Sometimes the paragraphs are lined up and connected: they support one another and make sense. And sometimes they don’t.
I wanted to say something about stories, and about me, and the people I spend time with. And who we think I am and what I think they are and why things are that way.
This is a memory:
A novel arrives in my mailbox, sent anonymously, but I know, without a doubt, who it’s from. And I can never read the tale again, or feel remotely similar to how I felt when I first sat down to read it, without at the same time recalling the words on the attached note, and the face of the one who wrote it.
This is another:
We had very little in common once the beer was gone, you and I, but there was this: ever so often we would rush to town together searching for the same book. Then we took it home with us; battled over who would get to read it first, or maybe if one could read while the other slept, and when I reached the end of the last chapter, I could rely on you: you would know when to light a cigarette for me, or you would roll about and hug me back, for no other reason than the excitement about the story. You understood that, and while I no longer particularly want to hug you, I am a bit sad that there was no one to replace you for those sort of moments.

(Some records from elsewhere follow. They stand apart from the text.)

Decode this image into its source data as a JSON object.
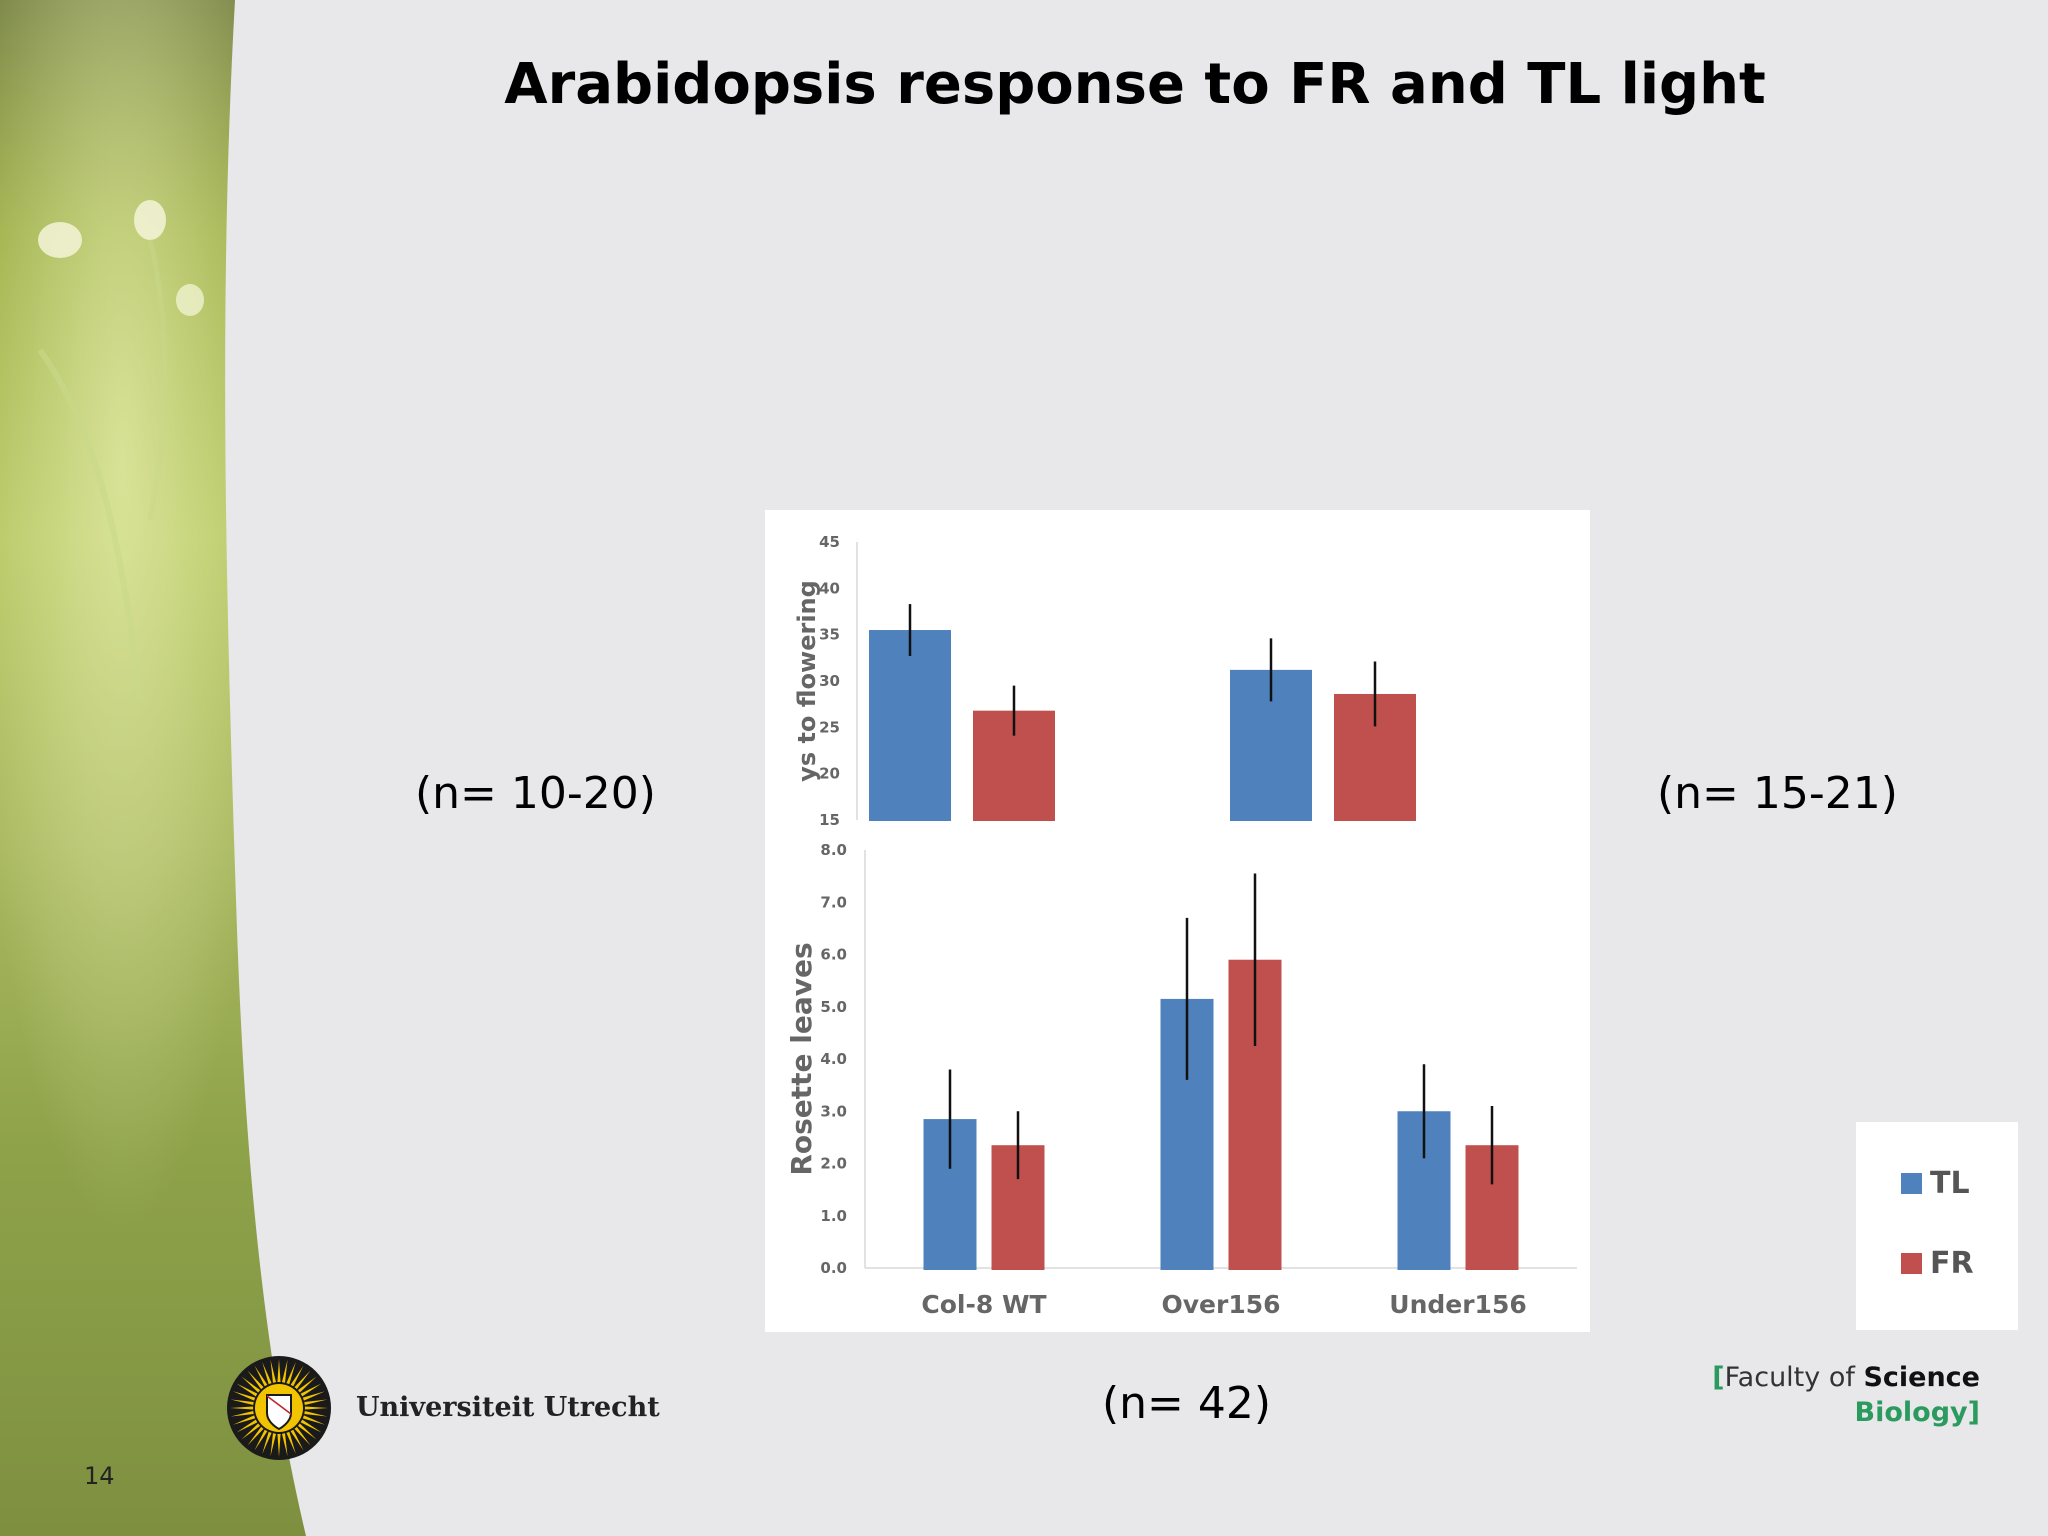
{
  "slide": {
    "title": "Arabidopsis response to FR and TL light",
    "number": "14",
    "n_left": "(n= 10-20)",
    "n_right": "(n= 15-21)",
    "n_bottom": "(n= 42)",
    "university": "Universiteit Utrecht",
    "faculty_bracket_open": "[",
    "faculty_text": "Faculty of ",
    "faculty_science": "Science",
    "department": "Biology",
    "faculty_bracket_close": "]"
  },
  "legend": {
    "items": [
      {
        "label": "TL",
        "color": "#4f81bd"
      },
      {
        "label": "FR",
        "color": "#c0504d"
      }
    ]
  },
  "chart_data": [
    {
      "type": "bar",
      "ylabel": "ys to flowering",
      "categories": [
        "Col-8 WT",
        "Over156",
        "Under156"
      ],
      "ylim": [
        15,
        45
      ],
      "yticks": [
        "15",
        "20",
        "25",
        "30",
        "35",
        "40",
        "45"
      ],
      "series": [
        {
          "name": "TL",
          "color": "#4f81bd",
          "values": [
            35.5,
            null,
            31.2
          ],
          "errors": [
            2.8,
            null,
            3.4
          ]
        },
        {
          "name": "FR",
          "color": "#c0504d",
          "values": [
            26.8,
            null,
            28.6
          ],
          "errors": [
            2.7,
            null,
            3.5
          ]
        }
      ],
      "grid": false,
      "cropped": true
    },
    {
      "type": "bar",
      "ylabel": "Rosette leaves",
      "categories": [
        "Col-8 WT",
        "Over156",
        "Under156"
      ],
      "ylim": [
        0,
        8
      ],
      "yticks": [
        "0.0",
        "1.0",
        "2.0",
        "3.0",
        "4.0",
        "5.0",
        "6.0",
        "7.0",
        "8.0"
      ],
      "series": [
        {
          "name": "TL",
          "color": "#4f81bd",
          "values": [
            2.85,
            5.15,
            3.0
          ],
          "errors": [
            0.95,
            1.55,
            0.9
          ]
        },
        {
          "name": "FR",
          "color": "#c0504d",
          "values": [
            2.35,
            5.9,
            2.35
          ],
          "errors": [
            0.65,
            1.65,
            0.75
          ]
        }
      ],
      "grid": false
    }
  ]
}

And I find myself talking to someone new: I talk and talk until, quite suddenly, I do not talk anymore, not even enough to say good night before I disappear. Had I been meaning to tell a story, I would be showing my audience why, but I am not, so I won’t. I forget, most of the time, that people are people, and not stories. I forget, I think, that I am not a story either, but I can’t get rid of the narrator.
Until in a rush of dread and panic I remember: and then there is no story anymore, and that I do not know how to respond to. I retreat to my bookshelves, and do not bestow any good night wishes upon you. I tell the stories of what is and what was: of the things that never were, and others that likely never will be, and a hundred thousand scenes in which I did not play the part of the clown, and I fall asleep.